Lettre ouverte - L'Ecole Polytechnique de Tunisie : Assez d'indifférence, libérons ses potentiels !
Monsieur le Président de la République,
Monsieur le Président de l'Assemblée des Représentants du Peuple
Monsieur le Président du Gouvernement,
En octobre 2014, en présence de ministres, de haut cadres de l'administration, de la plupart de ses fondateurs, l'Ecole Polytechnique de Tunisie (EPT) a fêté son 20ème anniversaire qui coïncidait avec l'accueil de sa 22ème promotion. Cette école dont la Tunisie s'est dotée au début des années quatre-vingt dix (Loi n° 91-42 du 26 juin 1991) a pour missions nationales spécifiées par ses statuts particuliers:
i. Répondre aux besoins du pays en ingénieurs de conception et de projets qui soient à même d'améliorer les systèmes techniques, de suivre et de maitriser l'évolution technologique et d'assumer des hautes responsabilités dans les domaines scientifique, technique, économique et social, dans les secteurs privé et public.

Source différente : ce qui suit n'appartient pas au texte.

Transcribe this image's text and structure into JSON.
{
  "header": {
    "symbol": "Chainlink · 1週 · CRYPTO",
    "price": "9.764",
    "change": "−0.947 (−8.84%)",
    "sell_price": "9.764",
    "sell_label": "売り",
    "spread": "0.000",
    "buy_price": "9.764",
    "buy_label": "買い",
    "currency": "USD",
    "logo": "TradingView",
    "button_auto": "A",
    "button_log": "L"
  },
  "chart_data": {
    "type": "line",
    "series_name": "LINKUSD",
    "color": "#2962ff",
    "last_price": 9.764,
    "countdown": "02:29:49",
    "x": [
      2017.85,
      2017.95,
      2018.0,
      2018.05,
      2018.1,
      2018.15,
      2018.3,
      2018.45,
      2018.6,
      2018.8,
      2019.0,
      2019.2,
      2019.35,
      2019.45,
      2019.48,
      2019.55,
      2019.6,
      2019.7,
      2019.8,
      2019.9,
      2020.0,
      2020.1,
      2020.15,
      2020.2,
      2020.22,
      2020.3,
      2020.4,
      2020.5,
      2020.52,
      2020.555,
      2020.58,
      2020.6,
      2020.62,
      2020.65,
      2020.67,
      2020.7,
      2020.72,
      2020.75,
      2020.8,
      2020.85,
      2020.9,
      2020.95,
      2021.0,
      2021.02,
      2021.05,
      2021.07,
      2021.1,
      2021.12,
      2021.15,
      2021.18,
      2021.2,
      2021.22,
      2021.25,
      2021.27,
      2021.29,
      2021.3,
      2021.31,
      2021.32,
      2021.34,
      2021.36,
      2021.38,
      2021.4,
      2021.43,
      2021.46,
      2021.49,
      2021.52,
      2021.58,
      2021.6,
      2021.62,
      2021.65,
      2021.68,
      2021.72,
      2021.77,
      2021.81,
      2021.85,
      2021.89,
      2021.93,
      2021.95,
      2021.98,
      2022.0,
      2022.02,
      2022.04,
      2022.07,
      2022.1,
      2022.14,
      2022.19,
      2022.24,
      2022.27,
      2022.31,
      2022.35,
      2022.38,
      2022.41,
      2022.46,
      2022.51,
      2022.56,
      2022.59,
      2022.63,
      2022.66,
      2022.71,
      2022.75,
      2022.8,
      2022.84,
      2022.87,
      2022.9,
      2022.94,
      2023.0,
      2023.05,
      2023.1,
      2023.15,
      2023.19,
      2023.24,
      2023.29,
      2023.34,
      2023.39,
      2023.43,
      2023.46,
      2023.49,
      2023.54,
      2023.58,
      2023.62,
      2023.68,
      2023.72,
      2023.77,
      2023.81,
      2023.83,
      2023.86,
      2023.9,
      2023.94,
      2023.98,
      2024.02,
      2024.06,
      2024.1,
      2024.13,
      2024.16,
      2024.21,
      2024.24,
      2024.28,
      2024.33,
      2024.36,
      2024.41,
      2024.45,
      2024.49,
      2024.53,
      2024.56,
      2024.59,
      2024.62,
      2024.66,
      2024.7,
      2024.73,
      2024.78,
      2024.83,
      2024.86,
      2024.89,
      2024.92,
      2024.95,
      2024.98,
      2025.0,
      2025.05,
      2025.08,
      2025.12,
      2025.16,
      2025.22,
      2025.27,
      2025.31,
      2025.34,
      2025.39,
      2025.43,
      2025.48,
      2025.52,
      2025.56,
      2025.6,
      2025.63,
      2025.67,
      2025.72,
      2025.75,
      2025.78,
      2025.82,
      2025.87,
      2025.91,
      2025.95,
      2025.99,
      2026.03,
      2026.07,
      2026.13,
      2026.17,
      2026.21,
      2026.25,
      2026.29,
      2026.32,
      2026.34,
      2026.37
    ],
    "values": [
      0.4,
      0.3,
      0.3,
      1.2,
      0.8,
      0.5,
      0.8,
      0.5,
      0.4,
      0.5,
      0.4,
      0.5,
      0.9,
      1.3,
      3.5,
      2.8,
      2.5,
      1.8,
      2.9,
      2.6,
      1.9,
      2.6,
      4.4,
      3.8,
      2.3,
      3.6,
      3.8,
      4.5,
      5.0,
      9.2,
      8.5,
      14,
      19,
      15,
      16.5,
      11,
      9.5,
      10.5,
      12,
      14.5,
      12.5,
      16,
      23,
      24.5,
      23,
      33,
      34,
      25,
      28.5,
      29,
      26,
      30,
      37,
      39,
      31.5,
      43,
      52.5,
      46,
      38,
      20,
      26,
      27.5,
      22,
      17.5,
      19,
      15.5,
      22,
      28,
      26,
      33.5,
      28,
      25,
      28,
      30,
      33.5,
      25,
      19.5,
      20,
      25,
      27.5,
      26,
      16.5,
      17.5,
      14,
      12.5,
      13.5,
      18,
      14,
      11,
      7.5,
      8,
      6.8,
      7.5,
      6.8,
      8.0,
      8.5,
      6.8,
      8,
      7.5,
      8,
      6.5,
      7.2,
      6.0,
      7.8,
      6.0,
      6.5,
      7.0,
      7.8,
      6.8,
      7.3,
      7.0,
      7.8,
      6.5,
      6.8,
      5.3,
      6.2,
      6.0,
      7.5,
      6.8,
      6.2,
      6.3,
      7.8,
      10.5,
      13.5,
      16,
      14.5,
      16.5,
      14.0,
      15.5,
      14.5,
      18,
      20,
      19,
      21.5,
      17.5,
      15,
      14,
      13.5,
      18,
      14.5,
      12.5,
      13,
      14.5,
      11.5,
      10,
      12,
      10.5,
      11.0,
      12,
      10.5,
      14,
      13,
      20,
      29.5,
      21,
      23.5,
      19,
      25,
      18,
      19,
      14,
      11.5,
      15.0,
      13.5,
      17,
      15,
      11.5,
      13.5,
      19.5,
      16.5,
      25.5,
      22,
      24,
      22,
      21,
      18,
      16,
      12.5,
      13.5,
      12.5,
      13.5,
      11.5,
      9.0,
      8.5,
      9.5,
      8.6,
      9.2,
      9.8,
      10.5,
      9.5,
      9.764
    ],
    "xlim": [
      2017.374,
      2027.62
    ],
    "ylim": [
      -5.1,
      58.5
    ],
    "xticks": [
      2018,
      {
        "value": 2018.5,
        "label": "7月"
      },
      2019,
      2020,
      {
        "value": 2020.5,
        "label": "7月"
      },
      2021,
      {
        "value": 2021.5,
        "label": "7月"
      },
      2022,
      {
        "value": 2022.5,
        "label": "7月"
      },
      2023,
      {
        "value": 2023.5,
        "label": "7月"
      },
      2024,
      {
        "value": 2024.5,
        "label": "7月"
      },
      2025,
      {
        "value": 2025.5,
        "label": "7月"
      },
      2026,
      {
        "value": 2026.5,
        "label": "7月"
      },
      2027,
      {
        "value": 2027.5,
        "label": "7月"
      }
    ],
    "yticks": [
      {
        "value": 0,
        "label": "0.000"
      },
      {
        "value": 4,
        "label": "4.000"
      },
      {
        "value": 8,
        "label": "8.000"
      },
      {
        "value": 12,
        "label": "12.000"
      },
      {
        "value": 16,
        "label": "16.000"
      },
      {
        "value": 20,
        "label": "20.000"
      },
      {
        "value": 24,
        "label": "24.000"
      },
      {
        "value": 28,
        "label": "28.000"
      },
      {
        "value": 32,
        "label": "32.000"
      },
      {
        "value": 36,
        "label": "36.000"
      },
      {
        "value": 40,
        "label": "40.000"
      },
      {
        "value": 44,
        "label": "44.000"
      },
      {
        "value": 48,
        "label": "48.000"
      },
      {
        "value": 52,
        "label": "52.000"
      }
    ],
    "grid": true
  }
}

ii. Assurer à ses élèves une formation interdisciplinaire destinée à leur faire acquérir une culture scientifique, technique et générale de haut niveau.
iii. Contribuer, par ses recherches et ses travaux, au développement et à la maitrise des technologies modernes.
Avec la sortie de sa 22ème promotion, l'EPT compte environ 900 diplômés occupant des postes de responsabilité dans le secteur privé, dans des centres de recherche en Tunisie et à l'étranger, dans le secteur public et dans des institutions internationales. Aujourd'hui, on compte pas moins d'une quarantaine d'entreprises à haute valeur ajoutée créées par ses diplômés. L'EPT a su développer des coopérations avec son environnement socio-économique à travers de multiples conventions de partenariat. Son ouverture à l'international s'est développée avec des conventions de co-diplomation en France, avec l'Ecole des Mines-Paris Tech, l'Ecole Centrale de Paris, l'Ecole Centrale de Lille, etc., et un fort potentiel de coopération avec d'autres institutions de renommée à l'échelle internationale.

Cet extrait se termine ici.